В свое время я объездила все государственные учреждения, где содержатся больные люди, и надо сказать, это очень грустная картина. Сейчас появляются новые больницы. И даже неплохие, на первый взгляд, — я их тоже объездила. Но в чем ужас: недолго поработав, они вдруг закрываются. Вроде какое-то заведение понравится, мне обещают, что у них все хорошо, но контингент — ужасный. Поэтому пока могу, я сама ухаживаю за Борисом. Меня на земле держит только он».
«Хорошо, если у человека есть семья, а если никого?»
«То, что сын болен, стало ясно, когда ему было восемь лет. С тех пор мы живем вместе, ему 66. Он — прекрасный человек, но абсолютно беспомощный, целиком зависящий от меня, понимаете. Да, он может читать книжки, он даже читает по-английски, он играет на фортепиано, но он — пятилетний ребенок, понимаете? И это меня ведет, его необходимость, и чем дальше, тем больше. Потому что ему нужно сейчас. А у меня такая жизнь, что все вокруг меня уже померли, — из семьи никого нет, кто бы мог его взять.
Хорошо, если у человека семья, он живет и все такое, а если никого — и он никому не нужен. Что очень важно — никому не нужен! Ну, квартира — еще нужен, денежки нужны, которые есть, а это ничего остального — нет. Поэтому, я думаю, то, что я живу долго, — это, наверное, кто-то помогает мне, понимает, что не все решено!»
«Когда тебе за 90, можно говорить только чистую правду»
«Все, что сверх 70, вроде бы премия, бонус. Как распорядиться этим подарком? Лучше с умом. Обязательная программа закончилась, начинается произвольное катание. И тут в голову приходят всякие мысли, иногда даже неглупые. Появляется глобальное отношение к проблемам, явлениям, людям.

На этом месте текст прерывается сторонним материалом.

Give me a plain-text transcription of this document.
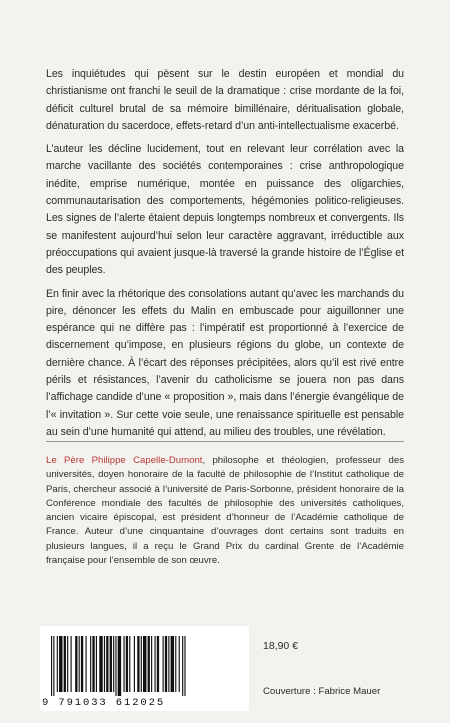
Les inquiétudes qui pèsent sur le destin européen et mondial du christianisme ont franchi le seuil de la dramatique : crise mordante de la foi, déficit culturel brutal de sa mémoire bimillénaire, déritualisation globale, dénaturation du sacerdoce, effets-retard d’un anti-intellectualisme exacerbé.

L’auteur les décline lucidement, tout en relevant leur corrélation avec la marche vacillante des sociétés contemporaines : crise anthropologique inédite, emprise numérique, montée en puissance des oligarchies, communautarisation des comportements, hégémonies politico-religieuses. Les signes de l’alerte étaient depuis longtemps nombreux et convergents. Ils se manifestent aujourd’hui selon leur caractère aggravant, irréductible aux préoccupations qui avaient jusque-là traversé la grande histoire de l’Église et des peuples.

En finir avec la rhétorique des consolations autant qu’avec les marchands du pire, dénoncer les effets du Malin en embuscade pour aiguillonner une espérance qui ne diffère pas : l’impératif est proportionné à l’exercice de discernement qu’impose, en plusieurs régions du globe, un contexte de dernière chance. À l’écart des réponses précipitées, alors qu’il est rivé entre périls et résistances, l’avenir du catholicisme se jouera non pas dans l’affichage candide d’une « proposition », mais dans l’énergie évangélique de l’« invitation ». Sur cette voie seule, une renaissance spirituelle est pensable au sein d’une humanité qui attend, au milieu des troubles, une révélation.

Le Père Philippe Capelle-Dumont, philosophe et théologien, professeur des universités, doyen honoraire de la faculté de philosophie de l’Institut catholique de Paris, chercheur associé à l’université de Paris-Sorbonne, président honoraire de la Conférence mondiale des facultés de philosophie des universités catholiques, ancien vicaire épiscopal, est président d’honneur de l’Académie catholique de France. Auteur d’une cinquantaine d’ouvrages dont certains sont traduits en plusieurs langues, il a reçu le Grand Prix du cardinal Grente de l’Académie française pour l’ensemble de son œuvre.
9 791033 612025
18,90 €
Couverture : Fabrice Mauer
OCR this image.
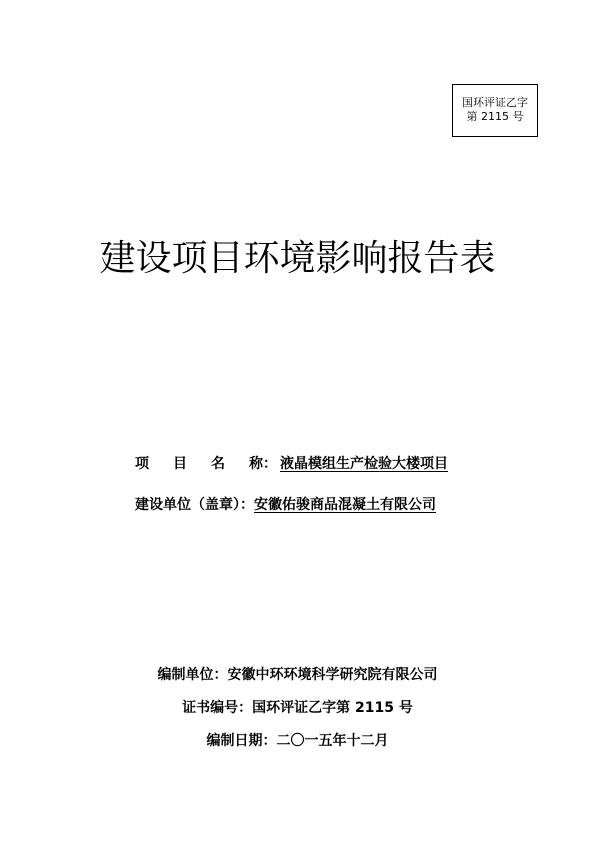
国环评证乙字
第 2115 号
建设项目环境影响报告表
项 目 名 称： 液晶模组生产检验大楼项目
建设单位（盖章）：安徽佑骏商品混凝土有限公司
编制单位：安徽中环环境科学研究院有限公司
证书编号：国环评证乙字第 2115 号
编制日期：二〇一五年十二月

Облетает наносная шелуха, за ненадобностью отпадает выглядевшее прежде существенным и важным, а на поверку оказавшееся фантиком, мишурой. Фильтр становится жестче, требования к поступкам и словам выше. С одной стороны, лучше понимаешь тех, кто думает иначе, нежели ты, с другой — ощущаешь в себе большую бескомпромиссность и определенность. Всем приходится порой хитрить и лукавить, никто не без греха. Но когда тебе 95, можно уже не говорить ничего либо только чистую правду. По-другому нельзя. Какие могут быть игры на краю бездны? Отступать-то некуда…»
«Если Бог есть, почему он допускает столько горя?»

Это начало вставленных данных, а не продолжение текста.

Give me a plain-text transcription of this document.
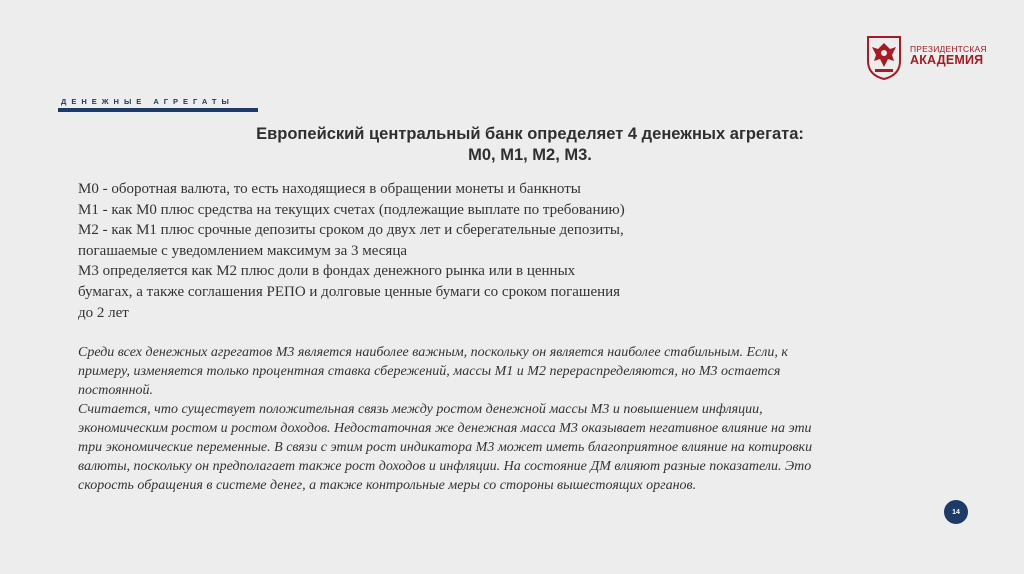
ПРЕЗИДЕНТСКАЯ
АКАДЕМИЯ
ДЕНЕЖНЫЕ АГРЕГАТЫ
Европейский центральный банк определяет 4 денежных агрегата:
М0, М1, М2, М3.
М0 - оборотная валюта, то есть находящиеся в обращении монеты и банкноты
М1 - как М0 плюс средства на текущих счетах (подлежащие выплате по требованию)
М2 - как М1 плюс срочные депозиты сроком до двух лет и сберегательные депозиты,
погашаемые с уведомлением максимум за 3 месяца
М3 определяется как М2 плюс доли в фондах денежного рынка или в ценных
бумагах, а также соглашения РЕПО и долговые ценные бумаги со сроком погашения
до 2 лет
Среди всех денежных агрегатов М3 является наиболее важным, поскольку он является наиболее стабильным. Если, к
примеру, изменяется только процентная ставка сбережений, массы М1 и М2 перераспределяются, но М3 остается
постоянной.
Считается, что существует положительная связь между ростом денежной массы М3 и повышением инфляции,
экономическим ростом и ростом доходов. Недостаточная же денежная масса М3 оказывает негативное влияние на эти
три экономические переменные. В связи с этим рост индикатора М3 может иметь благоприятное влияние на котировки
валюты, поскольку он предполагает также рост доходов и инфляции. На состояние ДМ влияют разные показатели. Это
скорость обращения в системе денег, а также контрольные меры со стороны вышестоящих органов.
14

«Я многократно говорила: у меня нет веры. Может, меня так родители воспитали. Потом, это опыт человека, который много живет и много видит. Человека, который привык думать. Сколько на свете горя, зла несправедливости... Кому это надо? Если это разрешает делать Бог, который олицетворяет справедливость и правду, то зачем ему так корежить мир? Для чего?

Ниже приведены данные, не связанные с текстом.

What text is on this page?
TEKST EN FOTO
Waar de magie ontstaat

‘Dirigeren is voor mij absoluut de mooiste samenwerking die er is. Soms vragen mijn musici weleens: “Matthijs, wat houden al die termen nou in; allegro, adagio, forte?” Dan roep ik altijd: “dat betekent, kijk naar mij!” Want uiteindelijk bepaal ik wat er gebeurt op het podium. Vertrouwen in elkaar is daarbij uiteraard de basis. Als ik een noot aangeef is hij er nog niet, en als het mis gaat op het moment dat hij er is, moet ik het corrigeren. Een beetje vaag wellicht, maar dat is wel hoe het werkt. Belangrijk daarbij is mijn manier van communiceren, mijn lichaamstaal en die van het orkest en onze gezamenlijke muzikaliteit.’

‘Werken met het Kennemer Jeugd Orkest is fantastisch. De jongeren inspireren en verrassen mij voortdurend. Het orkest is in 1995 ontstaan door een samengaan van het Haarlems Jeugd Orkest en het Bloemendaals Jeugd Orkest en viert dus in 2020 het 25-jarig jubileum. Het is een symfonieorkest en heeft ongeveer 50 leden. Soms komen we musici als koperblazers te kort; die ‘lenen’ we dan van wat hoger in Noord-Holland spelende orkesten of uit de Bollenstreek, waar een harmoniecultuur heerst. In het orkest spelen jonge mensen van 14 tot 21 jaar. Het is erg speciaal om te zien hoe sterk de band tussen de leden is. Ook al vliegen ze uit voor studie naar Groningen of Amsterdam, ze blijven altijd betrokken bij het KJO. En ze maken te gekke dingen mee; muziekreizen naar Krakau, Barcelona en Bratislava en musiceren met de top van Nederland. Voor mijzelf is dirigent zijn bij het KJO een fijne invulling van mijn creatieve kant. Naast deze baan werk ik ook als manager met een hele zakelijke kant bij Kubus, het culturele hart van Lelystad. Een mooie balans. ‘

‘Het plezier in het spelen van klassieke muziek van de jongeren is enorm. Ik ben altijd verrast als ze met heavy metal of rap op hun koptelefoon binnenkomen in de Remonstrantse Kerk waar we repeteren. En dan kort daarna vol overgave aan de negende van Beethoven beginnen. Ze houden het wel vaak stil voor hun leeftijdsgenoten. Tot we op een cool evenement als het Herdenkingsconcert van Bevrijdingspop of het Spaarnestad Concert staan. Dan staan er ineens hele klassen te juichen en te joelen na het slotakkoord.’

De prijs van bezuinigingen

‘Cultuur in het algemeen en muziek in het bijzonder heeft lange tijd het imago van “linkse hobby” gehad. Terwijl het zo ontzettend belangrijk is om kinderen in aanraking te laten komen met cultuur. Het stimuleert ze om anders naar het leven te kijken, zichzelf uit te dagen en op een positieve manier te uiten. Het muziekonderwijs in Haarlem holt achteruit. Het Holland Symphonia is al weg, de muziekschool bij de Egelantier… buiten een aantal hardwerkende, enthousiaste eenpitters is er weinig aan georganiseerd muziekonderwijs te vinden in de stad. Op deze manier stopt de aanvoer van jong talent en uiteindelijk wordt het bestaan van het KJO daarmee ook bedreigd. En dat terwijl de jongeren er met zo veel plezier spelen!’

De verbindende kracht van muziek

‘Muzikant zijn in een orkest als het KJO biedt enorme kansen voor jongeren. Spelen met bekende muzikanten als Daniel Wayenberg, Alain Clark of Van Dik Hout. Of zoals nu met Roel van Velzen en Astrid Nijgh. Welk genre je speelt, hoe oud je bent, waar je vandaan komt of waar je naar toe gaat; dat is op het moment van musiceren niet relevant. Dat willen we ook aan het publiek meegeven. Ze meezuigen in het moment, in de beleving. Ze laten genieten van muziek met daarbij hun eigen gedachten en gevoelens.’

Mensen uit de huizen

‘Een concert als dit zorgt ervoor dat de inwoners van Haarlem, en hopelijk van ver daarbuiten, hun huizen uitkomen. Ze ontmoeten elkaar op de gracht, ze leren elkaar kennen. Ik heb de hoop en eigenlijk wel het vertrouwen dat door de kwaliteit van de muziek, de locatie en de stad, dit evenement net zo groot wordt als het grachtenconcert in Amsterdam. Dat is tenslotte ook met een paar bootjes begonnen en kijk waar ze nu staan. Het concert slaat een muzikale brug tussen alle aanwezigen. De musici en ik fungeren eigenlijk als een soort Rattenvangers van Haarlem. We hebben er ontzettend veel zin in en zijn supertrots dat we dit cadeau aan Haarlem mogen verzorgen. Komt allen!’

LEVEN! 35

И вообще, зачем человек рождается с этим набором дурных способностей? Совершать гадкие поступки и творить отвратительные дела? Зачем и кем придумана такая система? Нас уверяют, что Бог всемогущ. Если это так, тогда он же может по-другому мир сложить? Я не понимаю зависимости жизни от кого-то всемогущего».
«Никто еще не возвращался с того света и не рассказывал, как там»
«Есть ли жизнь после смерти? Подобная мысль хороша и утешительна для тех, кто верует. А я не изменила своего отношения к религии. Это нельзя сымитировать, как и чувство счастья. Не получится — фальшь сразу бросится в глаза.
Может, изменила бы мнение, если бы кто-нибудь побывал на том свете, вернулся и рассказал, как там. Хотя бы одного туда послали, обязав возвратиться. Но я таких пока не встречала. Поэтому живу здесь и сейчас. Как, собственно, и все остальные, но каждый вкладывает в это свой смысл».
«Много подвигов, мало добра...»
«Знаете, с чем я ухожу на тот свет и что меня огорчает? Ужасное
несовершенство человека. Он способен на все: закрыть своим телом амбразуру, сделать невероятное открытие, забраться куда угодно. А добра в нем мало».
«Когда я умру, включите Синатру»
«Что у меня вызывает слезы? В музыке они, конечно, чаще. Они неизменны в каких-то местах Шестой симфонии Чайковского или Адажиетто Малера, когда в вас все начинает трепетать. Я вам должна сказать, что такое сердечное стеснение у меня, например, вызывает и современная мелодия — My Way. Кто ее пел первым, а? Этот... американский, знаменитый… А, Фрэнк Синатра! «Мой путь». Вот я бы хотела, чтобы, когда умру, сыграли именно эту мелодию!»